# What should i be?



## Luvin Rupert G. (Sep 26, 2004)

i have a choice between a graveyard angel, the girl with the red hair and white face with the patched dress from the nightmare before christmas (the movie) or a regular fairy of the under world (evil). which 1 should i be?[?][8]


----------



## Stephanie (Sep 26, 2004)

I've never saw the nightmare before christmas, so I can't really comment on it. 

not sure what a fairy of the underworld is either. sorry can't be of help.


----------



## Luvin Rupert G. (Sep 26, 2004)

a fairy of the under world is like a regular fairy but in all black. and did u get the advertisment for Ahhs the store with all of the halloween costumes?


----------



## Stephanie (Sep 26, 2004)

No I don't live in the US. I live in Canada. I assume that is some store in your area?

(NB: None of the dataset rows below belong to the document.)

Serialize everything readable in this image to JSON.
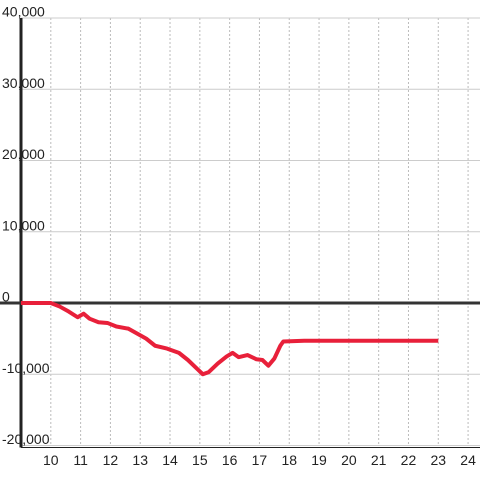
{
  "chart_data": {
    "type": "line",
    "x": [
      9,
      10,
      10.3,
      10.6,
      10.9,
      11.1,
      11.3,
      11.6,
      11.9,
      12.2,
      12.6,
      12.9,
      13.2,
      13.5,
      13.9,
      14.3,
      14.6,
      14.9,
      15.1,
      15.3,
      15.6,
      15.9,
      16.1,
      16.3,
      16.6,
      16.9,
      17.1,
      17.3,
      17.5,
      17.7,
      17.8,
      18.5,
      23
    ],
    "series": [
      {
        "color": "#e8203a",
        "values": [
          0,
          0,
          -500,
          -1200,
          -2000,
          -1500,
          -2200,
          -2700,
          -2800,
          -3300,
          -3600,
          -4300,
          -5000,
          -6000,
          -6400,
          -7000,
          -8000,
          -9200,
          -10000,
          -9700,
          -8500,
          -7500,
          -7000,
          -7600,
          -7300,
          -7900,
          -8000,
          -8800,
          -7800,
          -6000,
          -5400,
          -5300,
          -5300
        ]
      }
    ],
    "xlim": [
      9,
      24.4
    ],
    "ylim": [
      -20000,
      40000
    ],
    "xticks": [
      10,
      11,
      12,
      13,
      14,
      15,
      16,
      17,
      18,
      19,
      20,
      21,
      22,
      23,
      24
    ],
    "yticks": [
      {
        "value": -20000,
        "label": "-20,000"
      },
      {
        "value": -10000,
        "label": "-10,000"
      },
      0,
      {
        "value": 10000,
        "label": "10,000"
      },
      {
        "value": 20000,
        "label": "20,000"
      },
      {
        "value": 30000,
        "label": "30,000"
      },
      {
        "value": 40000,
        "label": "40,000"
      }
    ],
    "grid": true
  }
}
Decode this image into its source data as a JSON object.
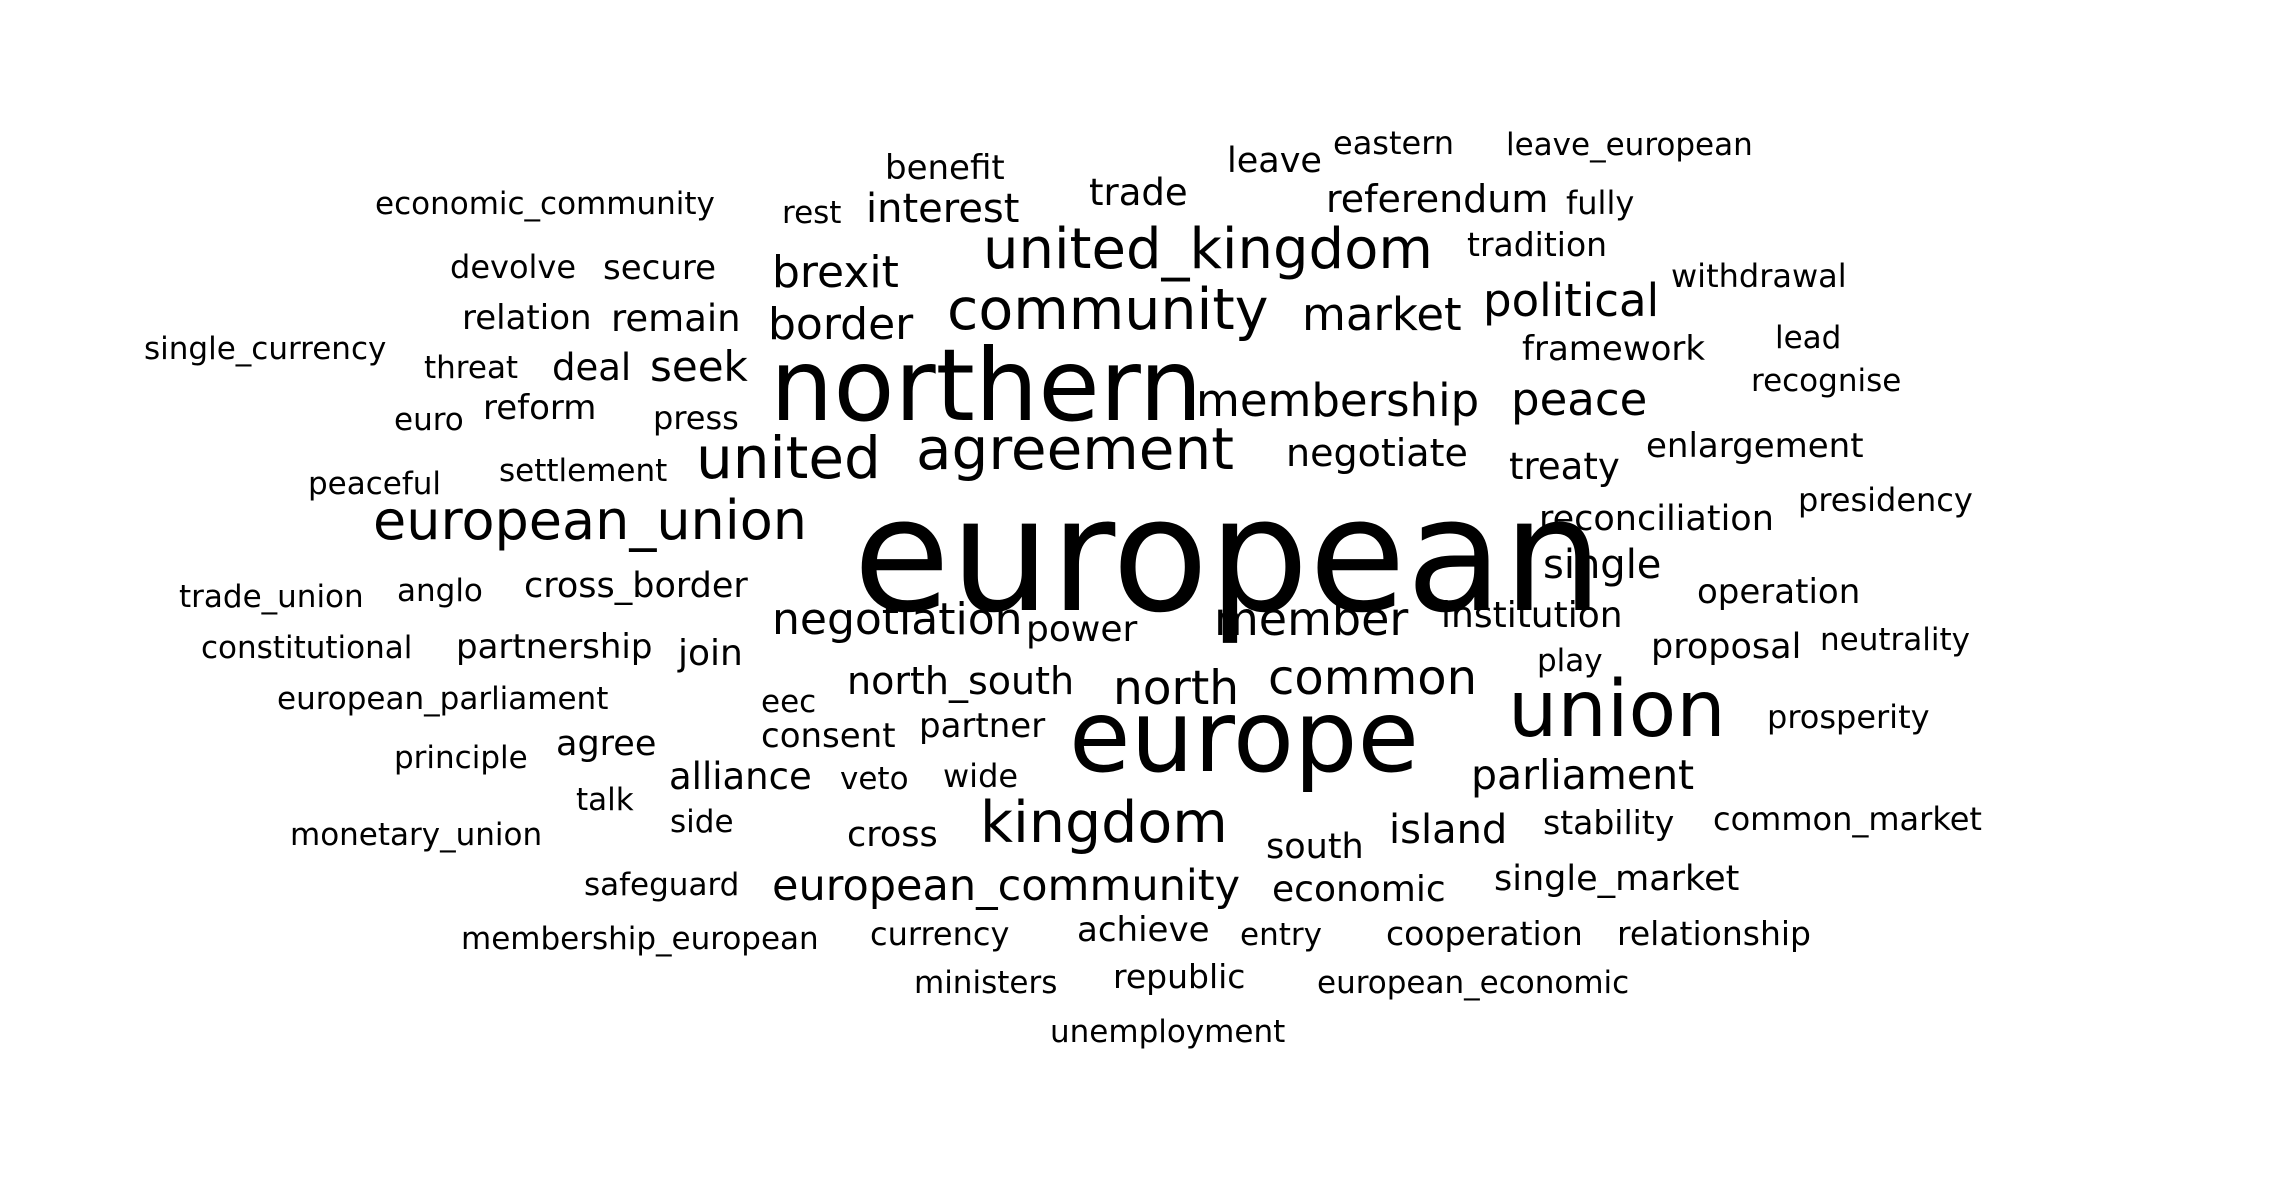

do you mean something like this...

http://www.electriqueboutique.com/shop/proddetail.asp?id=C-8493

^ go to that link.


----------



## Luvin Rupert G. (Sep 26, 2004)

the evil fairy is kinda like that but less slutty and the wings are all black and they point backwards


----------



## Stephanie (Sep 26, 2004)

ya that was the site I just happened to know the address to. hum... that could be fun... but I think that ppl do too much with the 'evil' and 'dead' things. Although I know that that is technically what Halloween is historically about... I still think its fun to dress up like something that is recognizable... maybe even funny....?


----------



## Luvin Rupert G. (Sep 26, 2004)

thaks, so wut r u sayin? a graveyard angel or the evil feiry


----------



## Stephanie (Sep 26, 2004)

well if i had to pick one of those 2...i suppose that the graveyard angel would be something that others may recognize (from the movie).. so i would pick that one.


----------



## Luvin Rupert G. (Sep 26, 2004)

that wuznt the 1 from the movie but ill ask my parents if i could get that 1


----------



## frizzen (Sep 9, 2004)

I'd think the angel / evil fairy thing would be easier to do than Sally (The Nightmare Before Christmas), plus more people would 'get it' and you wouldn't have to explain who you are all night.

Sally was a living rag-doll, so you'd have to spend time working on the costume, placing 'stitches' on you at the right places, practicing the wobbly nearly drunken looking sally walk...

I want a hearse.


----------



## thehalloweenqn (Oct 3, 2004)

Graveyard angel gets my vote



I could feel the soft, shivering touch of the lips on the sensitive skin of my throat, and the hard dents of two sharp teeth, there I closed my eyes in langorous ecstasy and waited, waited with beating heart-Bram Stoker


----------